В свои 65 лет Ивашкевич убедительно и точно играет в «Утиной охоте» Зилова, который вдвое его моложе; проникает в суть «лишнего человека», находящегося в кризисе, причины которого — и в характере этого невероятно обаятельного и невероятно эгоистичного парня — и в душной эпохе, убивающей в человеке всё живое, если тому не хватает силы воли, чтобы пойти против течения. В ряду характеров, воплощённых Ивашкевичем на сцене, Зилов — из тех героев, которых гложет вопрос: тот ли я, кем меня видят другие, и тот ли, кем кажусь себе самому? Для каждого из них этот «когнитивный диссонанс» объясняется разными обстоятельствами.
Здесь можно вспомнить сыгранных им откровенных циников: великолепного Вальмона в «Опасных связях» и виртуозно жонглирующего понятиями философа Дидро в «Голой правде», который, трудясь над статьями «Мораль» и «Нравственность» для энциклопедии, приходит к выводу, что ему нечего сказать: в его мире этих ценностей нет. После этих двух «либертенов» (вольнодумцев-распутников) он сыграл мольеровского Дон Жуана. K Дидро и автор пьесы Эрик-Эмманюэль Шмидт, и режиссёр Владимир Петров относились с насмешливой симпатией, Вальмон брал своё элегантностью и неотразимостью, а тут…
После нескольких представлений «Дон Жуана» Ивашкевич рассказывал мне:
— Когда я начал входить в характер Дон Жуана, почувствовал, что из меня сам собой вылезает текст Дидро. Они похожи, но у Дидро есть совесть. «Я никогда не играю людьми», — повторяет он. А Вальмон и Жуан — играют. Это их основное занятие. Наш «Дон Жуан» сложен. Очень. Режиссёр Михаил Бычков решил всё перевернуть… Напрасно. Я должен был изворачиваться и оправдывать то, что оправдать нельзя. Искать логику в поведении.

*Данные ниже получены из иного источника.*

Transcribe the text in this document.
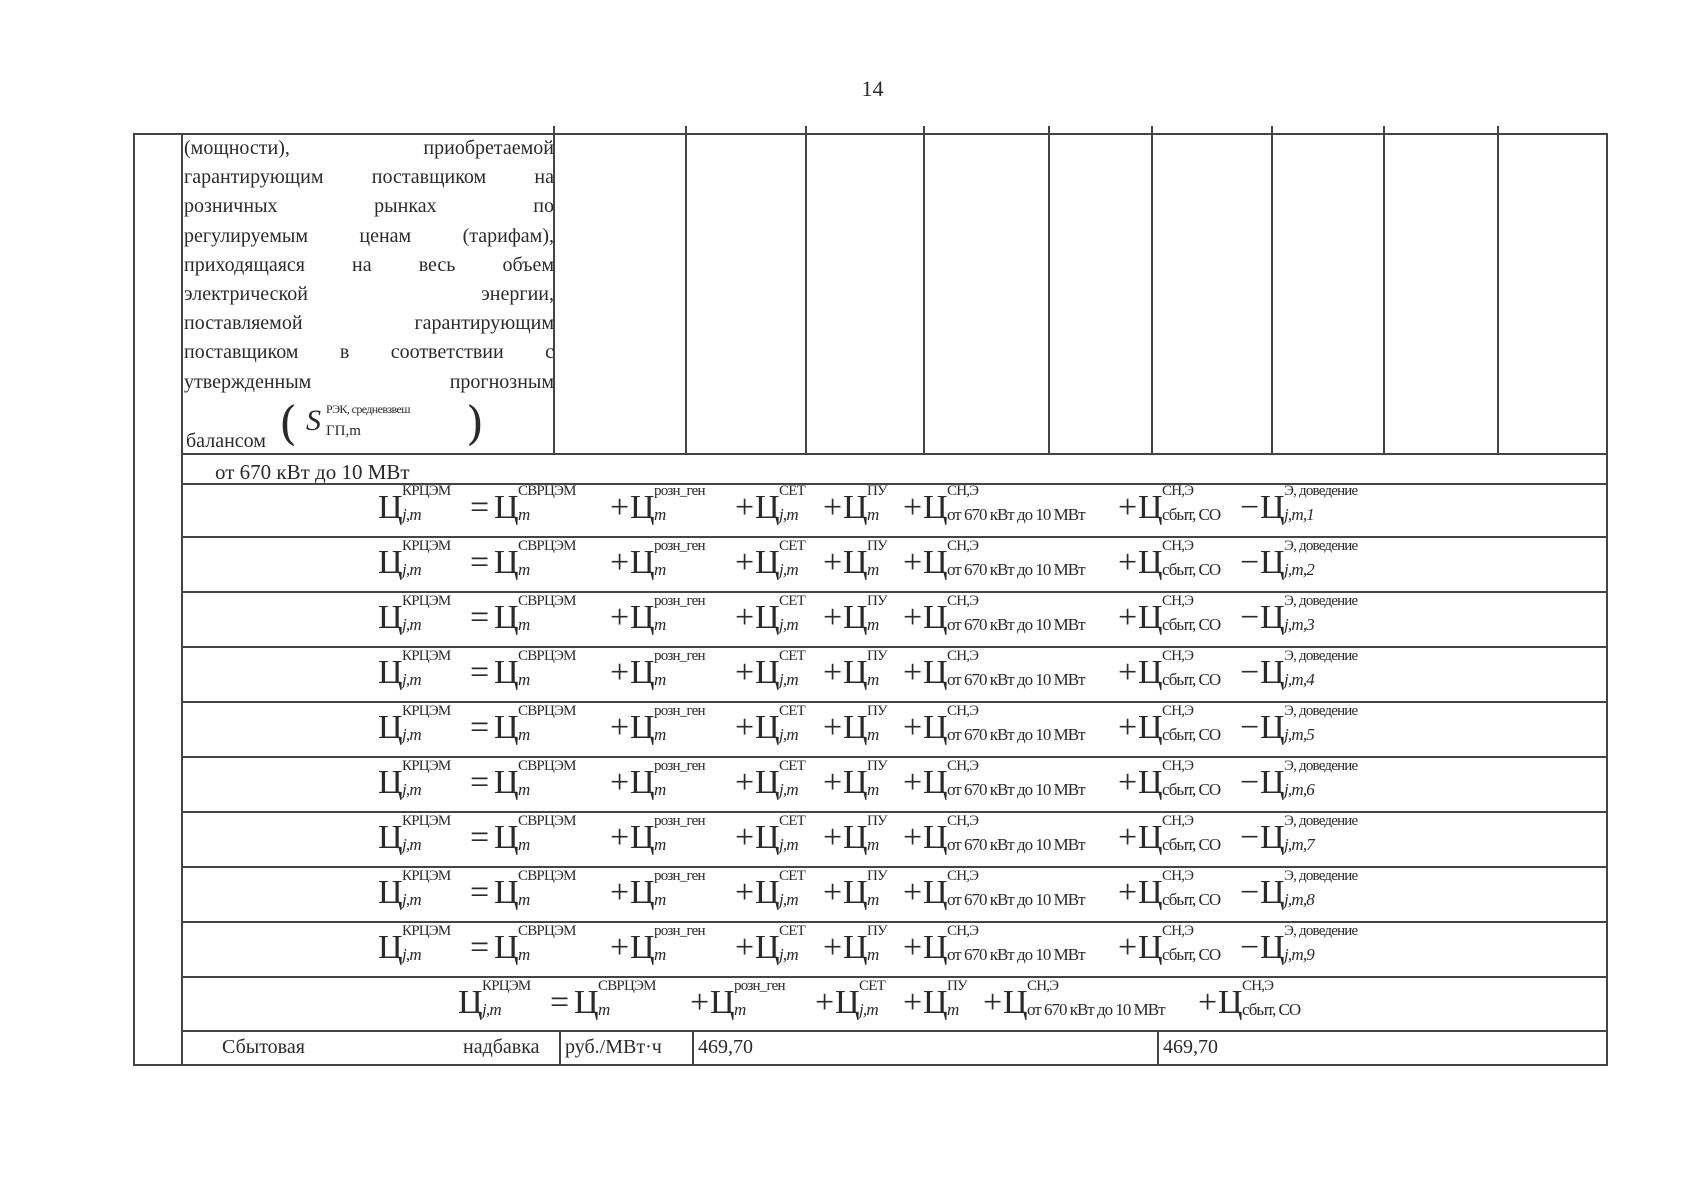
14
(мощности), приобретаемой
гарантирующим поставщиком на
розничных рынках по
регулируемым ценам (тарифам),
приходящаяся на весь объем
электрической энергии,
поставляемой гарантирующим
поставщиком в соответствии с
утвержденным прогнозным
балансом ( S РЭК, средневзвеш
ГП,m )
от 670 кВт до 10 МВт
Ц КРЦЭМ
j,m = Ц СВРЦЭМ
m + Ц розн_ген
m + Ц СЕТ
j,m + Ц ПУ
m + Ц СН,Э
от 670 кВт до 10 МВт + Ц СН,Э
сбыт, СО − Ц Э, доведение
j,m,1
Ц КРЦЭМ
j,m = Ц СВРЦЭМ
m + Ц розн_ген
m + Ц СЕТ
j,m + Ц ПУ
m + Ц СН,Э
от 670 кВт до 10 МВт + Ц СН,Э
сбыт, СО − Ц Э, доведение
j,m,2
Ц КРЦЭМ
j,m = Ц СВРЦЭМ
m + Ц розн_ген
m + Ц СЕТ
j,m + Ц ПУ
m + Ц СН,Э
от 670 кВт до 10 МВт + Ц СН,Э
сбыт, СО − Ц Э, доведение
j,m,3
Ц КРЦЭМ
j,m = Ц СВРЦЭМ
m + Ц розн_ген
m + Ц СЕТ
j,m + Ц ПУ
m + Ц СН,Э
от 670 кВт до 10 МВт + Ц СН,Э
сбыт, СО − Ц Э, доведение
j,m,4
Ц КРЦЭМ
j,m = Ц СВРЦЭМ
m + Ц розн_ген
m + Ц СЕТ
j,m + Ц ПУ
m + Ц СН,Э
от 670 кВт до 10 МВт + Ц СН,Э
сбыт, СО − Ц Э, доведение
j,m,5
Ц КРЦЭМ
j,m = Ц СВРЦЭМ
m + Ц розн_ген
m + Ц СЕТ
j,m + Ц ПУ
m + Ц СН,Э
от 670 кВт до 10 МВт + Ц СН,Э
сбыт, СО − Ц Э, доведение
j,m,6
Ц КРЦЭМ
j,m = Ц СВРЦЭМ
m + Ц розн_ген
m + Ц СЕТ
j,m + Ц ПУ
m + Ц СН,Э
от 670 кВт до 10 МВт + Ц СН,Э
сбыт, СО − Ц Э, доведение
j,m,7
Ц КРЦЭМ
j,m = Ц СВРЦЭМ
m + Ц розн_ген
m + Ц СЕТ
j,m + Ц ПУ
m + Ц СН,Э
от 670 кВт до 10 МВт + Ц СН,Э
сбыт, СО − Ц Э, доведение
j,m,8
Ц КРЦЭМ
j,m = Ц СВРЦЭМ
m + Ц розн_ген
m + Ц СЕТ
j,m + Ц ПУ
m + Ц СН,Э
от 670 кВт до 10 МВт + Ц СН,Э
сбыт, СО − Ц Э, доведение
j,m,9
Ц КРЦЭМ
j,m = Ц СВРЦЭМ
m + Ц розн_ген
m + Ц СЕТ
j,m + Ц ПУ
m + Ц СН,Э
от 670 кВт до 10 МВт + Ц СН,Э
сбыт, СО
Сбытовая	надбавка руб./МВт·ч 469,70	469,70
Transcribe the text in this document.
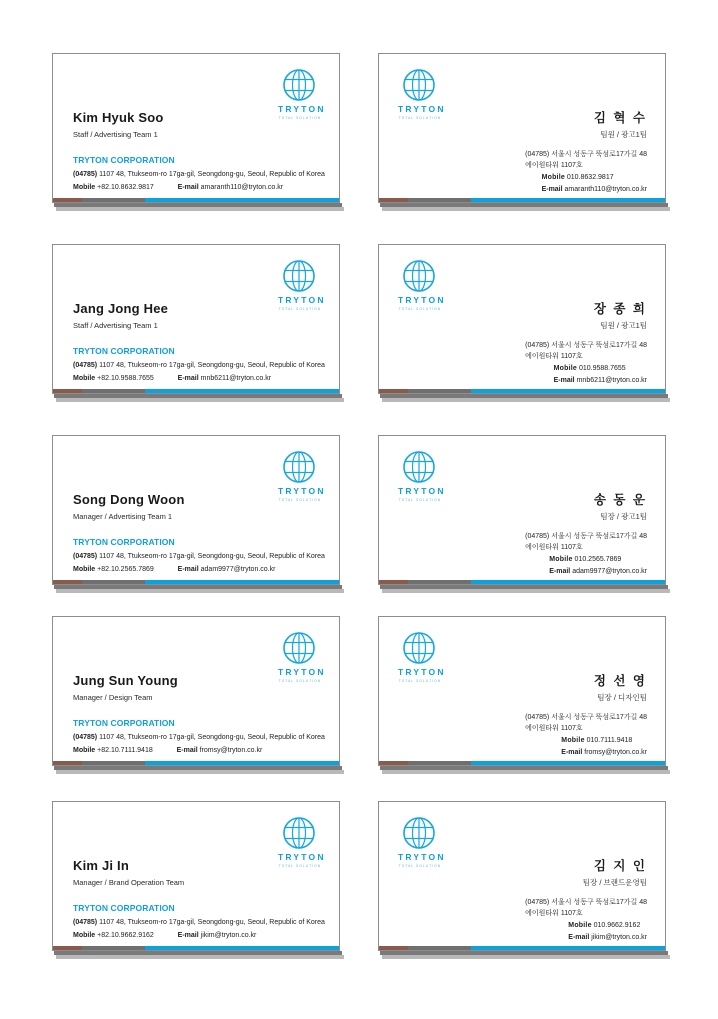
TRYTON
TOTAL SOLUTION
Kim Hyuk Soo
Staff / Advertising Team 1
TRYTON CORPORATION
(04785) 1107 48, Ttukseom-ro 17ga-gil, Seongdong-gu, Seoul, Republic of Korea
Mobile +82.10.8632.9817	E-mail amaranth110@tryton.co.kr
TRYTON
TOTAL SOLUTION	김 혁 수
팀원 / 광고1팀
(04785) 서울시 성동구 뚝섬로17가길 48
에이원타워 1107호
Mobile 010.8632.9817
E-mail amaranth110@tryton.co.kr
TRYTON
TOTAL SOLUTION
Jang Jong Hee
Staff / Advertising Team 1
TRYTON CORPORATION
(04785) 1107 48, Ttukseom-ro 17ga-gil, Seongdong-gu, Seoul, Republic of Korea
Mobile +82.10.9588.7655	E-mail mnb6211@tryton.co.kr
TRYTON
TOTAL SOLUTION	장 종 희
팀원 / 광고1팀
(04785) 서울시 성동구 뚝섬로17가길 48
에이원타워 1107호
Mobile 010.9588.7655
E-mail mnb6211@tryton.co.kr
TRYTON
TOTAL SOLUTION
Song Dong Woon
Manager / Advertising Team 1
TRYTON CORPORATION
(04785) 1107 48, Ttukseom-ro 17ga-gil, Seongdong-gu, Seoul, Republic of Korea
Mobile +82.10.2565.7869	E-mail adam9977@tryton.co.kr
TRYTON
TOTAL SOLUTION	송 동 운
팀장 / 광고1팀
(04785) 서울시 성동구 뚝섬로17가길 48
에이원타워 1107호
Mobile 010.2565.7869
E-mail adam9977@tryton.co.kr
TRYTON
TOTAL SOLUTION
Jung Sun Young
Manager / Design Team
TRYTON CORPORATION
(04785) 1107 48, Ttukseom-ro 17ga-gil, Seongdong-gu, Seoul, Republic of Korea
Mobile +82.10.7111.9418	E-mail fromsy@tryton.co.kr
TRYTON
TOTAL SOLUTION	정 선 영
팀장 / 디자인팀
(04785) 서울시 성동구 뚝섬로17가길 48
에이원타워 1107호
Mobile 010.7111.9418
E-mail fromsy@tryton.co.kr
TRYTON
TOTAL SOLUTION
Kim Ji In
Manager / Brand Operation Team
TRYTON CORPORATION
(04785) 1107 48, Ttukseom-ro 17ga-gil, Seongdong-gu, Seoul, Republic of Korea
Mobile +82.10.9662.9162	E-mail jikim@tryton.co.kr
TRYTON
TOTAL SOLUTION	김 지 인
팀장 / 브랜드운영팀
(04785) 서울시 성동구 뚝섬로17가길 48
에이원타워 1107호
Mobile 010.9662.9162
E-mail jikim@tryton.co.kr
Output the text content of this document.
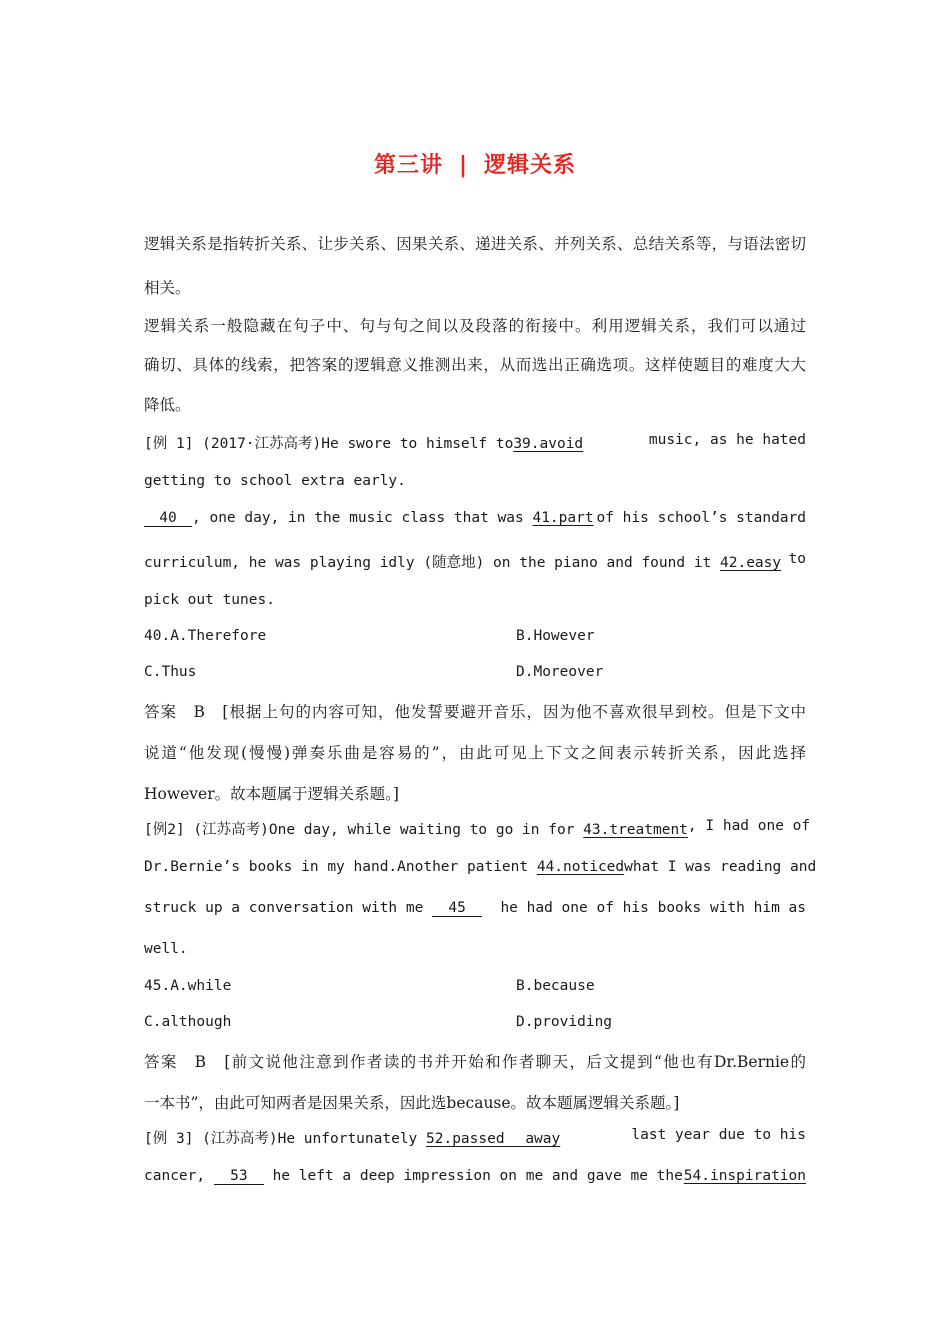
第三讲 | 逻辑关系
逻辑关系是指转折关系、让步关系、因果关系、递进关系、并列关系、总结关系等，与语法密切
相关。
逻辑关系一般隐藏在句子中、句与句之间以及段落的衔接中。利用逻辑关系，我们可以通过
确切、具体的线索，把答案的逻辑意义推测出来，从而选出正确选项。这样使题目的难度大大
降低。
[例 1] (2017·江苏高考)He swore to himself to39.avoid	music, as he hated
getting to school extra early.
40 , one day, in the music class that was 41.part of his school’s standard
curriculum, he was playing idly (随意地) on the piano and found it 42.easy to
pick out tunes.
40.A.Therefore	B.However
C.Thus	D.Moreover
答案　B　[根据上句的内容可知，他发誓要避开音乐，因为他不喜欢很早到校。但是下文中
说道“他发现(慢慢)弹奏乐曲是容易的”，由此可见上下文之间表示转折关系，因此选择
However。故本题属于逻辑关系题。]
[例2] (江苏高考)One day, while waiting to go in for 43.treatment , I had one of
Dr.Bernie’s books in my hand.Another patient 44.noticed what I was reading and
struck up a conversation with me 45	he had one of his books with him as
well.
45.A.while	B.because
C.although	D.providing
答案　B　[前文说他注意到作者读的书并开始和作者聊天，后文提到“他也有Dr.Bernie的
一本书”，由此可知两者是因果关系，因此选because。故本题属逻辑关系题。]
[例 3] (江苏高考)He unfortunately 52.passed away	last year due to his
cancer, 53 he left a deep impression on me and gave me the 54.inspiration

Последние несколько «Дон Жуанов» я, кажется, начинаю выгребать в нужную сторону. А прежде шёл на этот спектакль, как на Голгофу».
Артист был безупречно убедителен, показывая своего Дон Жуан негодяем, который не то чтобы открыто бросал вызов Богу, скорее, ставил над миром эксперимент: долго ли всё это будет сходить мне с рук?
Но таков ведь и Зилов. Подумалось: в образе кузнечика, о котором говорит Александр, есть своя тень (если вспомнить Андерсена и Шварца). Кузнечик светлый — актёр-труженик, перфекционист, часто недовольный собой, так как знает, что в любом случае нет в мире совершенства. И тень его — то, что показал в Жуане, Вальмоне, Зилове, да и в с такой элегантностью сыгранном Графе Альмавиве в «Фигаро»: лёгкость в поступках необыкновенная, презрение к чужим судьбам. Как часто он играл разрушителей. Тех, кто разрушает всё вокруг себя: чужие судьбы, отношения, всё, до чего могу дотянуться. И прежде всего — собственную душу.
Но за этим погружением в мир, откуда уходит совесть, у актёра всегда стояла энергия любви, энергия созидания. Он предупреждал о тех опасностях, которые всё сильнее нависают над нами в этом настойчиво стремящемся к безумию мире. Может быть, в этом и есть миссия актёра: «Ты повернул глаза зрачками в душу, а там повсюду пятна черноты».
А на противоположном полюсе — одна из самых блестящих и любимых работ Ивашкевича. Князь Мышкин.
На погружённой во тьму сцене появлялся человек, закутанный в одежду, которая могла бы который хитоном бродячего проповедника из древней Иудеи. Человек двигался на зрителя и ударял в колокол. Так режиссёр Юрий Ерёмин начинал свою постановку «Идиота».
Спектакль остался в истории Русского театра в первую очередь великолепным исполнением роли князя Мышкина Александром Ивашкевичем. Невинная детская душа князя была перед зрителем как на ладони. Ивашкевич не просто глубоко проникал во внутренний мир своего Мышкина, он был Мышкиным.
Мизансцена пролога приобретала особый смысл, потому она так чётко до сих пор стоит перед глазами. Мышкин бил в колокол, чтобы мы почувствовали угрозу, исходящую от всего того чёрного и разрушительного, что таится в мире — и всё настойчивее вылезает наверх. Сам невинный и чистый, Князь-Христос, он единственный имел право бить в набат
По итогам того сезона Ивашкевич получил приз Театрального союза Эстонии за лучшее исполнение мужской главной роли. И это был как раз тот, не столь уж частый случай, когда решение жюри не вызвало никаких сомнений.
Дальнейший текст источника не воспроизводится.